Lon Po Po: A Chinese Fairy Tale Lesson Plan
Students compare the popular fairy tale of Little Red Riding Hood to a similar Chinese tale, Lon Po Po, and explore the similarities and differences between the two cultures.
- Grades: PreK–K, 1–2
- Unit Plan:
About this book
Now that students have a basic understanding of the day-to-day life in China, I like to engage them in the literature of the Chinese culture. We read many fictional stories, but I always create one lesson around Ed Young's Lon Po Po. This is a Chinese version of Little Red Riding Hood. There are many differences and the students love to notice the changes to this version.
- Discuss the story of Little Red Riding Hood
- Read and listen to a Chinese version of this tale
- Discuss the similarities and differences
- Compare and contrast the two stories with a T-chart
- Red Riding Hood retold by James Marshall, or any version of the Little Red Riding Hood story
- Multiple copies of Lon Po Po: A Red Riding Hood Story from China by Ed Young
- Fairy Tale Comparison T-Chart (PDF)
- Chart paper and markers
Set Up and Prepare
Step 1: Gather the students on the carpet or in a group area. Review what they learned yesterday about Chinese culture. Tell them that yesterday they looked at a lot of informational books about China, but there are also a lot of fictional stories from China. Today, they will read a Chinese story similar to one that they already know.

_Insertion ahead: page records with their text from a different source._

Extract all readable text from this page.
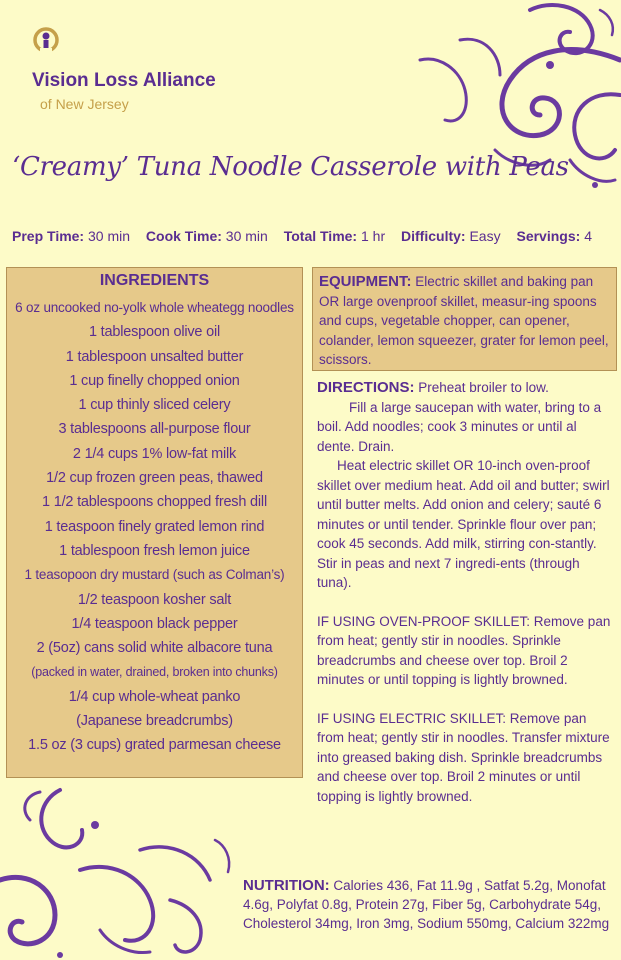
Vision Loss Alliance
of New Jersey
‘Creamy’ Tuna Noodle Casserole with Peas
Prep Time: 30 min Cook Time: 30 min Total Time: 1 hr Difficulty: Easy Servings: 4
INGREDIENTS
6 oz uncooked no-yolk whole wheategg noodles
1 tablespoon olive oil
1 tablespoon unsalted butter
1 cup finelly chopped onion
1 cup thinly sliced celery
3 tablespoons all-purpose flour
2 1/4 cups 1% low-fat milk
1/2 cup frozen green peas, thawed
1 1/2 tablespoons chopped fresh dill
1 teaspoon finely grated lemon rind
1 tablespoon fresh lemon juice
1 teasopoon dry mustard (such as Colman’s)
1/2 teaspoon kosher salt
1/4 teaspoon black pepper
2 (5oz) cans solid white albacore tuna
(packed in water, drained, broken into chunks)
1/4 cup whole-wheat panko
(Japanese breadcrumbs)
1.5 oz (3 cups) grated parmesan cheese
EQUIPMENT: Electric skillet and baking pan OR large ovenproof skillet, measur-ing spoons and cups, vegetable chopper, can opener, colander, lemon squeezer, grater for lemon peel, scissors.

DIRECTIONS: Preheat broiler to low.

Fill a large saucepan with water, bring to a boil. Add noodles; cook 3 minutes or until al dente. Drain.

Heat electric skillet OR 10-inch oven-proof skillet over medium heat. Add oil and butter; swirl until butter melts. Add onion and celery; sauté 6 minutes or until tender. Sprinkle flour over pan; cook 45 seconds. Add milk, stirring con-stantly. Stir in peas and next 7 ingredi-ents (through tuna).

IF USING OVEN-PROOF SKILLET: Remove pan from heat; gently stir in noodles. Sprinkle breadcrumbs and cheese over top. Broil 2 minutes or until topping is lightly browned.

IF USING ELECTRIC SKILLET: Remove pan from heat; gently stir in noodles. Transfer mixture into greased baking dish. Sprinkle breadcrumbs and cheese over top. Broil 2 minutes or until topping is lightly browned.

NUTRITION: Calories 436, Fat 11.9g , Satfat 5.2g, Monofat 4.6g, Polyfat 0.8g, Protein 27g, Fiber 5g, Carbohydrate 54g, Cholesterol 34mg, Iron 3mg, Sodium 550mg, Calcium 322mg
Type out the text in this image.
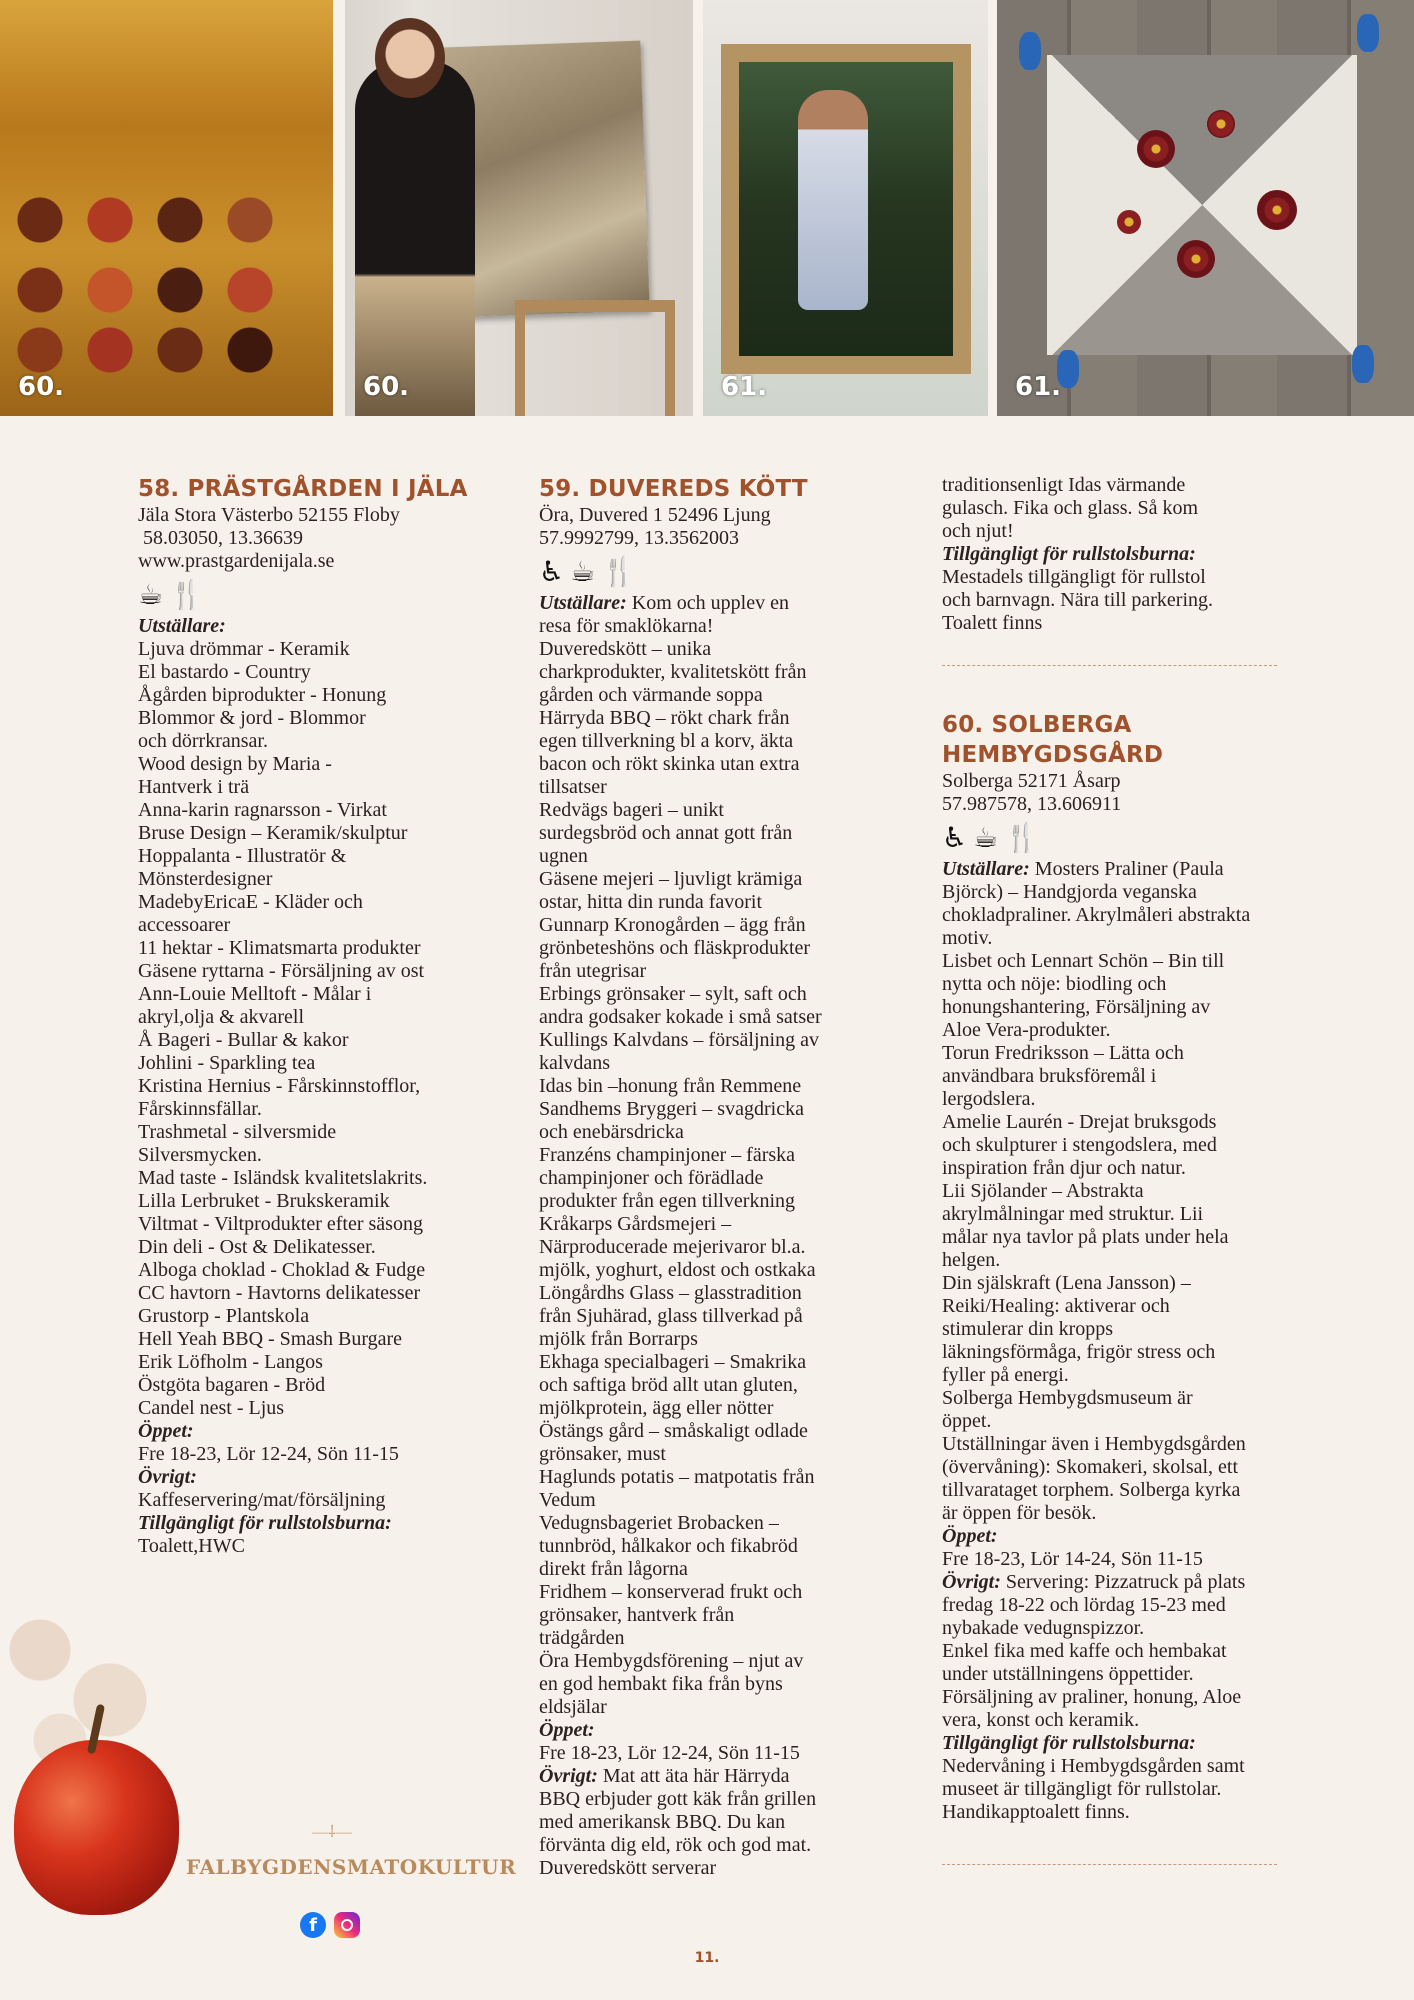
60.	60.	61.	61.
58. PRÄSTGÅRDEN I JÄLA

Jäla Stora Västerbo 52155 Floby

58.03050, 13.36639

www.prastgardenijala.se

☕ 🍴

Utställare:

Ljuva drömmar - Keramik

El bastardo - Country

Ågården biprodukter - Honung

Blommor & jord - Blommor

och dörrkransar.

Wood design by Maria -

Hantverk i trä

Anna-karin ragnarsson - Virkat

Bruse Design – Keramik/skulptur

Hoppalanta - Illustratör &

Mönsterdesigner

MadebyEricaE - Kläder och

accessoarer

11 hektar - Klimatsmarta produkter

Gäsene ryttarna - Försäljning av ost

Ann-Louie Melltoft - Målar i

akryl,olja & akvarell

Å Bageri - Bullar & kakor

Johlini - Sparkling tea

Kristina Hernius - Fårskinnstofflor,

Fårskinnsfällar.

Trashmetal - silversmide

Silversmycken.

Mad taste - Isländsk kvalitetslakrits.

Lilla Lerbruket - Brukskeramik

Viltmat - Viltprodukter efter säsong

Din deli - Ost & Delikatesser.

Alboga choklad - Choklad & Fudge

CC havtorn - Havtorns delikatesser

Grustorp - Plantskola

Hell Yeah BBQ - Smash Burgare

Erik Löfholm - Langos

Östgöta bagaren - Bröd

Candel nest - Ljus

Öppet:

Fre 18-23, Lör 12-24, Sön 11-15

Övrigt:

Kaffeservering/mat/försäljning

Tillgängligt för rullstolsburna:

Toalett,HWC

59. DUVEREDS KÖTT

Öra, Duvered 1 52496 Ljung

57.9992799, 13.3562003

♿ ☕ 🍴

Utställare: Kom och upplev en

resa för smaklökarna!

Duveredskött – unika

charkprodukter, kvalitetskött från

gården och värmande soppa

Härryda BBQ – rökt chark från

egen tillverkning bl a korv, äkta

bacon och rökt skinka utan extra

tillsatser

Redvägs bageri – unikt

surdegsbröd och annat gott från

ugnen

Gäsene mejeri – ljuvligt krämiga

ostar, hitta din runda favorit

Gunnarp Kronogården – ägg från

grönbeteshöns och fläskprodukter

från utegrisar

Erbings grönsaker – sylt, saft och

andra godsaker kokade i små satser

Kullings Kalvdans – försäljning av

kalvdans

Idas bin –honung från Remmene

Sandhems Bryggeri – svagdricka

och enebärsdricka

Franzéns champinjoner – färska

champinjoner och förädlade

produkter från egen tillverkning

Kråkarps Gårdsmejeri –

Närproducerade mejerivaror bl.a.

mjölk, yoghurt, eldost och ostkaka

Löngårdhs Glass – glasstradition

från Sjuhärad, glass tillverkad på

mjölk från Borrarps

Ekhaga specialbageri – Smakrika

och saftiga bröd allt utan gluten,

mjölkprotein, ägg eller nötter

Östängs gård – småskaligt odlade

grönsaker, must

Haglunds potatis – matpotatis från

Vedum

Vedugnsbageriet Brobacken –

tunnbröd, hålkakor och fikabröd

direkt från lågorna

Fridhem – konserverad frukt och

grönsaker, hantverk från

trädgården

Öra Hembygdsförening – njut av

en god hembakt fika från byns

eldsjälar

Öppet:

Fre 18-23, Lör 12-24, Sön 11-15

Övrigt: Mat att äta här Härryda

BBQ erbjuder gott käk från grillen

med amerikansk BBQ. Du kan

förvänta dig eld, rök och god mat.

Duveredskött serverar

traditionsenligt Idas värmande

gulasch. Fika och glass. Så kom

och njut!

Tillgängligt för rullstolsburna:

Mestadels tillgängligt för rullstol

och barnvagn. Nära till parkering.

Toalett finns

60. SOLBERGA HEMBYGDSGÅRD

Solberga 52171 Åsarp

57.987578, 13.606911

♿ ☕ 🍴

Utställare: Mosters Praliner (Paula

Björck) – Handgjorda veganska

chokladpraliner. Akrylmåleri abstrakta

motiv.

Lisbet och Lennart Schön – Bin till

nytta och nöje: biodling och

honungshantering, Försäljning av

Aloe Vera-produkter.

Torun Fredriksson – Lätta och

användbara bruksföremål i

lergodslera.

Amelie Laurén - Drejat bruksgods

och skulpturer i stengodslera, med

inspiration från djur och natur.

Lii Sjölander – Abstrakta

akrylmålningar med struktur. Lii

målar nya tavlor på plats under hela

helgen.

Din själskraft (Lena Jansson) –

Reiki/Healing: aktiverar och

stimulerar din kropps

läkningsförmåga, frigör stress och

fyller på energi.

Solberga Hembygdsmuseum är

öppet.

Utställningar även i Hembygdsgården

(övervåning): Skomakeri, skolsal, ett

tillvarataget torphem. Solberga kyrka

är öppen för besök.

Öppet:

Fre 18-23, Lör 14-24, Sön 11-15

Övrigt: Servering: Pizzatruck på plats

fredag 18-22 och lördag 15-23 med

nybakade vedugnspizzor.

Enkel fika med kaffe och hembakat

under utställningens öppettider.

Försäljning av praliner, honung, Aloe

vera, konst och keramik.

Tillgängligt för rullstolsburna:

Nedervåning i Hembygdsgården samt

museet är tillgängligt för rullstolar.

Handikapptoalett finns.

—⸸—
FALBYGDENSMATOKULTUR
f
11.
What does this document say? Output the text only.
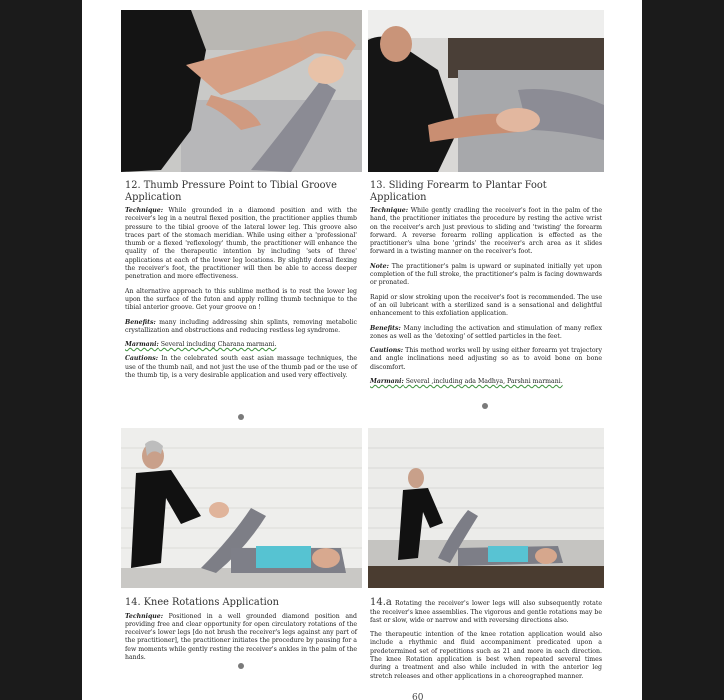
12. Thumb Pressure Point to Tibial Groove Application

Technique: While grounded in a diamond position and with the receiver's leg in a neutral flexed position, the practitioner applies thumb pressure to the tibial groove of the lateral lower leg. This groove also traces part of the stomach meridian. While using either a 'professional' thumb or a flexed 'reflexology' thumb, the practitioner will enhance the quality of the therapeutic intention by including 'sets of three' applications at each of the lower leg locations. By slightly dorsal flexing the receiver's foot, the practitioner will then be able to access deeper penetration and more effectiveness.

An alternative approach to this sublime method is to rest the lower leg upon the surface of the futon and apply rolling thumb technique to the tibial anterior groove. Get your groove on !

Benefits: many including addressing shin splints, removing metabolic crystallization and obstructions and reducing restless leg syndrome.

Marmani: Several including Charana marmani.

Cautions: In the celebrated south east asian massage techniques, the use of the thumb nail, and not just the use of the thumb pad or the use of the thumb tip, is a very desirable application and used very effectively.

13. Sliding Forearm to Plantar Foot Application

Technique: While gently cradling the receiver's foot in the palm of the hand, the practitioner initiates the procedure by resting the active wrist on the receiver's arch just previous to sliding and 'twisting' the forearm forward. A reverse forearm rolling application is effected as the practitioner's ulna bone 'grinds' the receiver's arch area as it slides forward in a twisting manner on the receiver's foot.

Note: The practitioner's palm is upward or supinated initially yet upon completion of the full stroke, the practitioner's palm is facing downwards or pronated.

Rapid or slow stroking upon the receiver's foot is recommended. The use of an oil lubricant with a sterilized sand is a sensational and delightful enhancement to this exfoliation application.

Benefits: Many including the activation and stimulation of many reflex zones as well as the 'detoxing' of settled particles in the feet.

Cautions: This method works well by using either forearm yet trajectory and angle inclinations need adjusting so as to avoid bone on bone discomfort.

Marmani: Several ,including ada Madhya, Parshni marmani.

14. Knee Rotations Application

Technique: Positioned in a well grounded diamond position and providing free and clear opportunity for open circulatory rotations of the receiver's lower legs [do not brush the receiver's legs against any part of the practitioner], the practitioner initiates the procedure by pausing for a few moments while gently resting the receiver's ankles in the palm of the hands.

14.a Rotating the receiver's lower legs will also subsequently rotate the receiver's knee assemblies. The vigorous and gentle rotations may be fast or slow, wide or narrow and with reversing directions also.

The therapeutic intention of the knee rotation application would also include a rhythmic and fluid accompaniment predicated upon a predetermined set of repetitions such as 21 and more in each direction. The knee Rotation application is best when repeated several times during a treatment and also while included in with the anterior leg stretch releases and other applications in a choreographed manner.

60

Step 2: Display Red Riding Hood by James Marshall. Ask how many students know the story of Little Red Riding Hood. If you have time to read the story, read it, but if not, take a quick picture walk through the story. Flip through the pages and have the students tell you the story in their own words.
Step 3: Display Lon Po Po by Ed Young. Tell the students that this is the Chinese version of Little Red Riding Hood. Instruct them to pay careful attention to the story and note the similarities and differences.
Step 4: Divide the class into groups of two or three and distribute the copies of Lon Po Po. Have students carefully read the book, studying the illustrations and following the text while you read aloud to the class.
Step 5: As you read the story, stop to ask if they are noticing any differences between the two stories. Model your thinking, by thinking out loud some of the connections you make to the American version.
Step 6: When you finish the story, distribute the Fairy Tale Comparison T-Chart (PDF) reproducible and display your chart version. Work as a class to fill in the comparisons between the two stories. Ask for any additional comparisons that the students noticed.
Ask students to bring in fairy tales from home that are from another culture. There are so many out there, you'll be surprised what you find.
Ask questions of yourself and the lesson:
- What went well?
- What didn't?
- Did the students have the prior knowledge of Little Red Riding Hood to help them?
- Were all learners able to comprehend Lon Po Po and the comparisons?
- How could you change the lesson to better suit the needs of your class?
Ask and monitor for understanding during group discussions.